Ah, here it comes , Kate thought with resigned amusement.
‘You’re not a man . Men have the luxury of time . When they hit forty, their looks just get better. Fifty? They call them silver foxes. Do you know what they call us?’
‘Silver cats?’ Kate quipped.
‘No, darling, and your sense of humour won’t help you then, either,’ Eleanor replied. ‘What I’m getting at is that while men look better with age, we do not. You’re at your peak, Katherine. Forty is around the corner, and I can assure you, if you found yourself back on the single line again then, you wouldn’t land another Lance.’
Kate let out a burst of laughter. ‘Wow, OK. Thanks, Mum!’
‘You’ll still look good for your age, but you’ll be tired around the edges,’ Eleanor continued, ignoring her. ‘You’ll be labelled – wrong as it will feel – as being the woman who chose a career over having a family. Past her sell-by date for any man shopping for one.’
‘Emmeline Pankhurst is turning in her grave right now,’ Kate said flatly.
‘ Emmeline Pankhurst was married to her husband at twenty-one,’ Eleanor shot back, unfazed. ‘Don’t try to out-feminist me , Katherine. You’ll lose.’
Kate shook her head with a wry smile. She and her mother had two very different ideas about what feminism was today, but now wasn’t the time.
‘I’m not saying it’s fair, but it is the way of the world,’ Eleanor continued. ‘Lance is a gentleman. He’s intelligent, successful, ridiculously handsome, a good man and he loves you.’
‘Mum, I know all this,’ Kate said, stifling a sigh. Clearly her mother noticed more than she gave her credit for. She pinched the bridge of her nose. ‘Look, I don’t know what’s brought this on, but there’s really no need to convince me. OK? Especially at three in the morning. Seriously, you should get some sleep.’
‘Alright, well…’ Eleanor paused reluctantly. ‘Goodnight, darling.’
‘Night, Mum.’ Kate ended the call and ran her hands over her face. Glancing back down at the screen, she realised her battery was nearly completely dead. ‘ Damnit .’
She’d accidentally left her adaptor in Boston and had forgotten to buy a new one. Luckily there was one socket in the kitchen that had a USB port, so she’d been using that sporadically. Standing up, she padded out into the hallway and down the stairs to the kitchen.
She connected her phone to the charger and then stopped to get a glass of water. Leaning back against the kitchen counter as she sipped it, she thought back to Eleanor’s words about how spectacular she planned to make this wedding. Those words had filled her with dread, and that dread now lurked in the pit of her stomach. Once Eleanor had set her course, there was very little anyone could do to stop her. She was too powerful a force. Unstoppable. A battleship stuck on full speed, parting every wave it crossed without pause.
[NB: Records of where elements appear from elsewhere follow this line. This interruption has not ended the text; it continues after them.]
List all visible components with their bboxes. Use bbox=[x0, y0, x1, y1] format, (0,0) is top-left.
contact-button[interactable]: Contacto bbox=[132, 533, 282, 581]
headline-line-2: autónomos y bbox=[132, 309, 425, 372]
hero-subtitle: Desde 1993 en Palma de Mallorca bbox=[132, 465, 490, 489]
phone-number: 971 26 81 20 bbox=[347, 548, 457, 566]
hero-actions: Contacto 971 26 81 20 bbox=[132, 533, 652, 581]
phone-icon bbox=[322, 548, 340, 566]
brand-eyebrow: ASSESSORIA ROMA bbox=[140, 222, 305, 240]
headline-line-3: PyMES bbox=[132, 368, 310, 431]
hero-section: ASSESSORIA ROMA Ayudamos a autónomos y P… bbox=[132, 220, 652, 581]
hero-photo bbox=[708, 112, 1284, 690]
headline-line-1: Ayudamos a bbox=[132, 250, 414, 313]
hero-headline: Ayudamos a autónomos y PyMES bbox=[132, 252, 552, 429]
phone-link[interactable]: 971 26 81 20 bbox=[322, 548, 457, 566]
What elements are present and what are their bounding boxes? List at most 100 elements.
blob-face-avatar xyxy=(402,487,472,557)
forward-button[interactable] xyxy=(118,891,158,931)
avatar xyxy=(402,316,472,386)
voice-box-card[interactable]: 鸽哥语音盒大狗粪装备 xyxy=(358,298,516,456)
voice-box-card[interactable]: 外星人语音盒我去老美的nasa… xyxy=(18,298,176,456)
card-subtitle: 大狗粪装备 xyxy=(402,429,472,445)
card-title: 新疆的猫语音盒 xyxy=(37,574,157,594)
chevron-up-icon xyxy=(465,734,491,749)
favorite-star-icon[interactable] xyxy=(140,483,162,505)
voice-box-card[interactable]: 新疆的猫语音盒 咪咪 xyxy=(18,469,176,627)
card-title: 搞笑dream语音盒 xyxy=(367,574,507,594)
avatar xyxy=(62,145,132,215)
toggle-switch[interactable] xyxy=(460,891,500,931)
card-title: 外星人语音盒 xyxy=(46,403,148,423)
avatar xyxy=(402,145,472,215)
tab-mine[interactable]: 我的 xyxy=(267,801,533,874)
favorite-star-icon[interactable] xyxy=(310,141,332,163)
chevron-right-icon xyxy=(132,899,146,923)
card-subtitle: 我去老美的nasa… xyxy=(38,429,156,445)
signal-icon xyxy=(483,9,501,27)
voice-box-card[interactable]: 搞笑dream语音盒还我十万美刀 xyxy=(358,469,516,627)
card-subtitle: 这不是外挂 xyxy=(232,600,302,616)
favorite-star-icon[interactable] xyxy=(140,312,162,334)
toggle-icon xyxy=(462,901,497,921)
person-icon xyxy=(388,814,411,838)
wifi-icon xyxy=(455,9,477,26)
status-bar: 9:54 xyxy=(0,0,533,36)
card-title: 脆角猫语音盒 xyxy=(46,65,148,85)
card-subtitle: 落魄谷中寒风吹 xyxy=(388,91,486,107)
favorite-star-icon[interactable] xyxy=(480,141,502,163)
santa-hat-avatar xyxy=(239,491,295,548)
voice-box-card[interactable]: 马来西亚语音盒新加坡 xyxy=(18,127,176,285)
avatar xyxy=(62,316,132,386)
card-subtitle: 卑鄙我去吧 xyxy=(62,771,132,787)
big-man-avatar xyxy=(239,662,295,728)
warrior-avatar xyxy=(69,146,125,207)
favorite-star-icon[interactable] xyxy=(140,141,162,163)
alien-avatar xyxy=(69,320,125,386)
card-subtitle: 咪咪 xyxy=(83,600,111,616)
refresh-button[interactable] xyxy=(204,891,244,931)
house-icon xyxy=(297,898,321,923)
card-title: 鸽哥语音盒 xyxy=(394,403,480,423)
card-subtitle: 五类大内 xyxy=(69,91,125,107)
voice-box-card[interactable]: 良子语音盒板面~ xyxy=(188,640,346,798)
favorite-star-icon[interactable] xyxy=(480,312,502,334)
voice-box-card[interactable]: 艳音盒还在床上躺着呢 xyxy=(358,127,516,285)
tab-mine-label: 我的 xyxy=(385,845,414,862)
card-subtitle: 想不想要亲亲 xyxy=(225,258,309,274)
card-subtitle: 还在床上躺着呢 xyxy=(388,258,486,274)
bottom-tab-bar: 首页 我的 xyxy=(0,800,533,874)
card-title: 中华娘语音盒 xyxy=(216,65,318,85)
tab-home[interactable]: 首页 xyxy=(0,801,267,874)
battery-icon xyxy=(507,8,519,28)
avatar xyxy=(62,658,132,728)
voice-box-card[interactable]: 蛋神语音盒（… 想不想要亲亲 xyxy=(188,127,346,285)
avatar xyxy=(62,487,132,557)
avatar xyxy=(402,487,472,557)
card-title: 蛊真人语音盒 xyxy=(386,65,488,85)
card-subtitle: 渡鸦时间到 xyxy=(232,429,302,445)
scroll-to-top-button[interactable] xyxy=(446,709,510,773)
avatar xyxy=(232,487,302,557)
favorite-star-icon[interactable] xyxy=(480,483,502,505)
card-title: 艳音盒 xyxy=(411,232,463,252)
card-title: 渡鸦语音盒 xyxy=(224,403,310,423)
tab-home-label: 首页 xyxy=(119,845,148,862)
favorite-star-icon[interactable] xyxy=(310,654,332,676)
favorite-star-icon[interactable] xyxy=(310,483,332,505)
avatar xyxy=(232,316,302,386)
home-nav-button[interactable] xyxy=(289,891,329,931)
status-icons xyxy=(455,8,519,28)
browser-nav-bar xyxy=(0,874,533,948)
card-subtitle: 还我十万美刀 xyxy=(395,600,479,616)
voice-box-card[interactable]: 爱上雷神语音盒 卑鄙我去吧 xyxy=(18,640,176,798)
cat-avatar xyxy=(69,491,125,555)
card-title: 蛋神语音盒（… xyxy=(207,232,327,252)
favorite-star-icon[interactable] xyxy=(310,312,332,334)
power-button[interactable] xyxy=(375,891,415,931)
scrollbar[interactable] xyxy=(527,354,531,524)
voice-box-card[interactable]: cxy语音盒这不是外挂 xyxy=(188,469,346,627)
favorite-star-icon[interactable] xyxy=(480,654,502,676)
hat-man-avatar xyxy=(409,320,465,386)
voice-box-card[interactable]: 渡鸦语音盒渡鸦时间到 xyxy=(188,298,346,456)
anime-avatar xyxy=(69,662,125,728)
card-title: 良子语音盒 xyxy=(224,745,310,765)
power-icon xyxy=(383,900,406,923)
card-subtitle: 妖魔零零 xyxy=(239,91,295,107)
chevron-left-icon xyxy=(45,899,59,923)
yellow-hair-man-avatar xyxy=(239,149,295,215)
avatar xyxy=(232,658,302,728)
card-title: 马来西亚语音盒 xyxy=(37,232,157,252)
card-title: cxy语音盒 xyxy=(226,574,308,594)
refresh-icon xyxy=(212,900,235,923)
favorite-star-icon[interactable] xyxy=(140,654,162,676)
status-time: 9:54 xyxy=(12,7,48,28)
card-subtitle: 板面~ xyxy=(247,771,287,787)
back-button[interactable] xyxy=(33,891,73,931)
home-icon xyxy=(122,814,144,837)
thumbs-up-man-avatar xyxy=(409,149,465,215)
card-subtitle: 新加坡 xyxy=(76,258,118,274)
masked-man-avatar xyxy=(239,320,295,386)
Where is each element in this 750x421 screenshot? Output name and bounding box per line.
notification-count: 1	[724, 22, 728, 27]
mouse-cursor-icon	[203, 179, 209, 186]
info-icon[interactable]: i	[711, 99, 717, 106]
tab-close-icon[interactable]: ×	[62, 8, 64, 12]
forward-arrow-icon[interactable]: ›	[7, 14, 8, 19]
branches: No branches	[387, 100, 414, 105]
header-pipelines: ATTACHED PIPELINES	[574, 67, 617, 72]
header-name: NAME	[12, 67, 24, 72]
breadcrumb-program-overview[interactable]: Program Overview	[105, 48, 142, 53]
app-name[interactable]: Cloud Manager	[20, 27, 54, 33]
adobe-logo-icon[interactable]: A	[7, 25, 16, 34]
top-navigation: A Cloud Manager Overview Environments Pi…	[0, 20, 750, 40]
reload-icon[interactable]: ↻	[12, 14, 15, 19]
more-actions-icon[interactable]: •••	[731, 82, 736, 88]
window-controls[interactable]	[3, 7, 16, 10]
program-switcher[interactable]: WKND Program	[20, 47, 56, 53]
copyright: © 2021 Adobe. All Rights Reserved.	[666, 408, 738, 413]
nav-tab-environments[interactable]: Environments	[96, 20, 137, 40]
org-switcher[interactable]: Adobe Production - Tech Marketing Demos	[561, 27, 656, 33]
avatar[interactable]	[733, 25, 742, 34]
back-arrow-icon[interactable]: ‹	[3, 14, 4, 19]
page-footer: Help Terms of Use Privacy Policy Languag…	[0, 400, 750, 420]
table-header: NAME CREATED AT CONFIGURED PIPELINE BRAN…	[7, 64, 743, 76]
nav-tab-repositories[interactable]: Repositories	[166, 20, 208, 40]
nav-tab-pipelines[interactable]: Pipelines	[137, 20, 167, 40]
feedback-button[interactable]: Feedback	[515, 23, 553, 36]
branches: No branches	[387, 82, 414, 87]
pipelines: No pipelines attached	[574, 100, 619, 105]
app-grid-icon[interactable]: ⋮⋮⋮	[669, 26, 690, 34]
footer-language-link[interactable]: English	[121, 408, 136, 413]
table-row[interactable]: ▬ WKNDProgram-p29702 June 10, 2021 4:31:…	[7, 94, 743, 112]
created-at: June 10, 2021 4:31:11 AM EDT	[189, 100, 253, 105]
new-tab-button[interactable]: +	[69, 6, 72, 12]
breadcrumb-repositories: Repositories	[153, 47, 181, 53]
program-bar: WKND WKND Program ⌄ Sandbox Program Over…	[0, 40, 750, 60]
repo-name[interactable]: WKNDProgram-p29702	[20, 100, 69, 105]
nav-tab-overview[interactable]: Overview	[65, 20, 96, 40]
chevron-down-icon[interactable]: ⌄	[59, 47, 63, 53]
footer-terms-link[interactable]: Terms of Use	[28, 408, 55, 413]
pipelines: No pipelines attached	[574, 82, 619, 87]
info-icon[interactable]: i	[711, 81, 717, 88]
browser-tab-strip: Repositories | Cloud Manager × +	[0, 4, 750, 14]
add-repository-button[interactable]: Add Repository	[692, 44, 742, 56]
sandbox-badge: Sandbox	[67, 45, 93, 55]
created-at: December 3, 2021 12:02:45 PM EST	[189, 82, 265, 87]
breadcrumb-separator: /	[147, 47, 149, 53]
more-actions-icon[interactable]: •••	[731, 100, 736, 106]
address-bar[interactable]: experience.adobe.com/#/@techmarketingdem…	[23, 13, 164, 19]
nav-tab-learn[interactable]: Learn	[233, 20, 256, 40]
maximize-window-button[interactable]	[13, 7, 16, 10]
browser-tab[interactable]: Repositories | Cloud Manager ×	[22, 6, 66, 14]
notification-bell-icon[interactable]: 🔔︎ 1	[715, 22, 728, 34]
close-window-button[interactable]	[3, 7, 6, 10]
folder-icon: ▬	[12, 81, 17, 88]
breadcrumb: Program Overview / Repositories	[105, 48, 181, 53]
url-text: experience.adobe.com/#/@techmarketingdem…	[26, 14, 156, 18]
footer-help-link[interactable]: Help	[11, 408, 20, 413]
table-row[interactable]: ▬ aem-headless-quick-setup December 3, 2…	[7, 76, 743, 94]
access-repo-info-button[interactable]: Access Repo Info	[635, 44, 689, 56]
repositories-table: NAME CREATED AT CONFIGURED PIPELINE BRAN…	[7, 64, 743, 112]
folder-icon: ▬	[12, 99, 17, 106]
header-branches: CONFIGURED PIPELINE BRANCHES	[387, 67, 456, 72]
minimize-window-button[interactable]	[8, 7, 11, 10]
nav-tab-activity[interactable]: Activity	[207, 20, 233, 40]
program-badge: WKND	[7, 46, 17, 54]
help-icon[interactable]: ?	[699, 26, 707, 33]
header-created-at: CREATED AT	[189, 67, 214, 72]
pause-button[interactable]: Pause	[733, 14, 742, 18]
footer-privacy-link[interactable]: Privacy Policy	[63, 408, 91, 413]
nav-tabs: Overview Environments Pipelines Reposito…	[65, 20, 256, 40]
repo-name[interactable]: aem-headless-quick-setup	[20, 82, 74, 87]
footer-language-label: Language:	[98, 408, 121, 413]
Kate closed her eyes as a wave of helplessness washed over. She had no control over anything from here. Then again, it didn’t feel like she’d had much control back home, either. It was all moving too fast, and she felt like life was simply dragging her along in its wake. Would it ever calm down enough for her to dust herself off and get her head around everything? Or was she stuck in this nightmarish state of overwhelm for good?